あっしらさんの「長壁問題」に関する投稿を踏まえて、貨幣の担保(信用力)問題を前回とは異なる観点から論じてみたいと思います。

「地獄への道には善意が敷き詰められている」とあっしらさんが表現されているとおり、人類の社会化された「善意」は不幸な衝突の歴史を繰り返してきました。ここでは、この桎梏を「政治的」に解釈せず、「技術的」に解釈してみたいと思います。行論の便宜として「合成の誤謬」という概念を拡大利用してみます。


■基本テーゼ
1.現代の社会化された「善意」はすべて「合成の誤謬」を逃れ得ない。
2.貨幣は「暴力」に担保されている。
3.「善意」が「暴力」を乗りこえるためには貨幣の担保を「ひと」に変える以外ない。
4.テーゼ3は「技術的」に実現可能である。


いわずもがなかもしれませんが、「合成の誤謬」は経済用語です。経済主体各自が合理的(正当)にふるまっているにもかかわらず、全体として事態を悪化させる困った状態を指します。

たとえば、バブル崩壊後のデフレ経済のもとで、債務を減らしたい政府が緊縮財政政策をとり、その傍らで債務を抱える企業がせっせと借金を返済している場合、経済全体でお金のフローがますます停滞し、デフレをより深刻化させます。

このような状況では家計の消費も多くが貯蓄へ回り、ますますフローが枯渇していきます(金持ちのみに有利な状況です)。
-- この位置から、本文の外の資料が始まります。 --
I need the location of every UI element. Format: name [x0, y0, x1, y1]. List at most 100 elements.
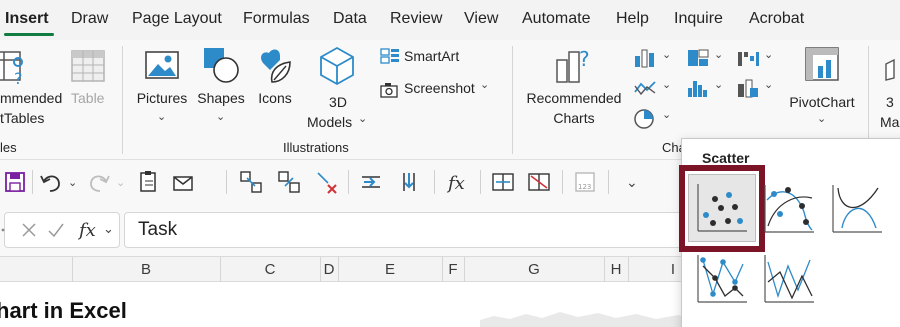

経済主体である政府、企業、家計のふるまいは、おのおのが(別に利己心からではなく)経済合理的なのですが、各自の行動が「合成」されて、デフレの常態化という「誤謬」に至るわけです。


今回の「長壁問題」にも、同じ概念が応用できます。先の例のデフレに当たる状態は、今日の中東情勢で、目標は不当な戦争の停止ということになります。殺戮行為は人道に照らして非道であり、対テロであろうとなかろうと大量殺戮=戦争を撲滅したいという問題意識は万人に通底するものです。その意味で、長壁さん個人の憤りに発する反戦の主張は、デフレ下で借金を返済する企業や、生活を守るため消費を抑える家計と同じく正当なものです。


戦争の問題に限らず、世の中には諸種の問題が満ちており、それを告発し是正しようという声があふれかえっています。すべては「善意」に基づいていると言って過言でありません。平和運動しかり、環境運動しかり、慈善活動しかり・・・


人類はいまのところ、これらの「善意」を一挙に実現する手段を持っていません。政治?それは利害の調整のことです。利害は何によって調整されるかといえば、力関係です。力とは何かと言えば、財力であり武力です。

したがって財力(お金)と武力(暴力)を持つものが世界の主流を形成します。この冷酷な現実は、歴史教科書の教えに反して、いまだに人権や主権在民が一種の「お題目」に過ぎないことを示しています。民主主義は多数決の形成に手間ひまがかかり、非常にまどろっこしい制度なので、気の短い人たちは手っ取り早い手段に飛びつきます。こうして気の短い人たちの「善意」が、政治、平和、環境、宗教・・・・・と百家争鳴、咲き乱れることで、全体として「合成の誤謬」が形成され、お金と暴力を行使できる権力を最も利する事態に至ります。

違う言い方をすれば、現代の世界は「目的と結果が相反する」方向へ構造(システム)化されています。そのように高度にシステム化された世の中で、「善意」を実現しようとするなら、長壁さんたちは根気よく、庶民の側に本当の意味での力を奪取しなければなりません。「善意」から人々の「気づき」をうながし、それを「意識化」すること、すなわち「意識改革」ははじめの一歩ではあっても、あとは自動的にどうなるという風にはできていません。「意識改革」なら過去に宗教がさんざんやりつくしてきました。


問題はもっと「技術的」なところに存在するのではないでしょうか?「技術」の裏づけを持たない「善意」は現代において無責任なのだと思います。

問題の急所はやはり貨幣の問題へ落とし込まれるはずです。さきほど、権力の基盤として財力(お金)と武力(暴力)を上げましたが、もっと煎じ詰めれば、現代のパワーは「暴力を根源としている」ということを意味します。そうでないように見えるとすれば、リベラリズム、自由競争、主権在民・・・そうした理念のリップサービスがもたらした錯覚に過ぎません(だからといって、すべてがまやかしだと極論するつもりはあなく、結果としてそうなっているという意味です)。

ソ連の共産主義は一見、暴力を担保としない「技術的努力」をしたように見えます。しかし、スターリンを持ち出すまでもなく、暴力は相変わらずあの社会を規定していました。ソ連の最大の誤謬は、資本(お金)の威力をなめすぎた点にあると思います。計画経済でいくら資源や所得を平等に分配しても、お金とはそもそも「差異」からしか生まれてきません。つまり、相対的に貧しい国を「生産」しないかぎり延命できないようになっています。

資本制一色の高度にシステム化された世界にあって、庶民の側にパワーを奪い返すとしたら、民主主義を「逆利用」するしかありません。庶民のコンセンサスによって、暴力の補完装置として機能しているお金の「性質」を変える方策です。根気のいる作業かもしれませんが、庶民に納得してもらう以外のショートカットは存在し得ないでしょう。

いまのお金は庶民の「思い」にこたえず、つねに「安全」を求めて動きます。損が怖い(=プラス方向へ誘導されるように設計されている)からです。そのため、お金は「武力」によって担保されている国々へと集中していきます。この現代的な経済法則を変更しない限り、永遠に南北問題は解消しないばかりか、あらゆる社会化された「善意」は「暴力」の前に屈することになるでしょう。

我々の希望は、ひとえに、お金が「技術的」に変更可能な媒体である点に存すると考えられるのです。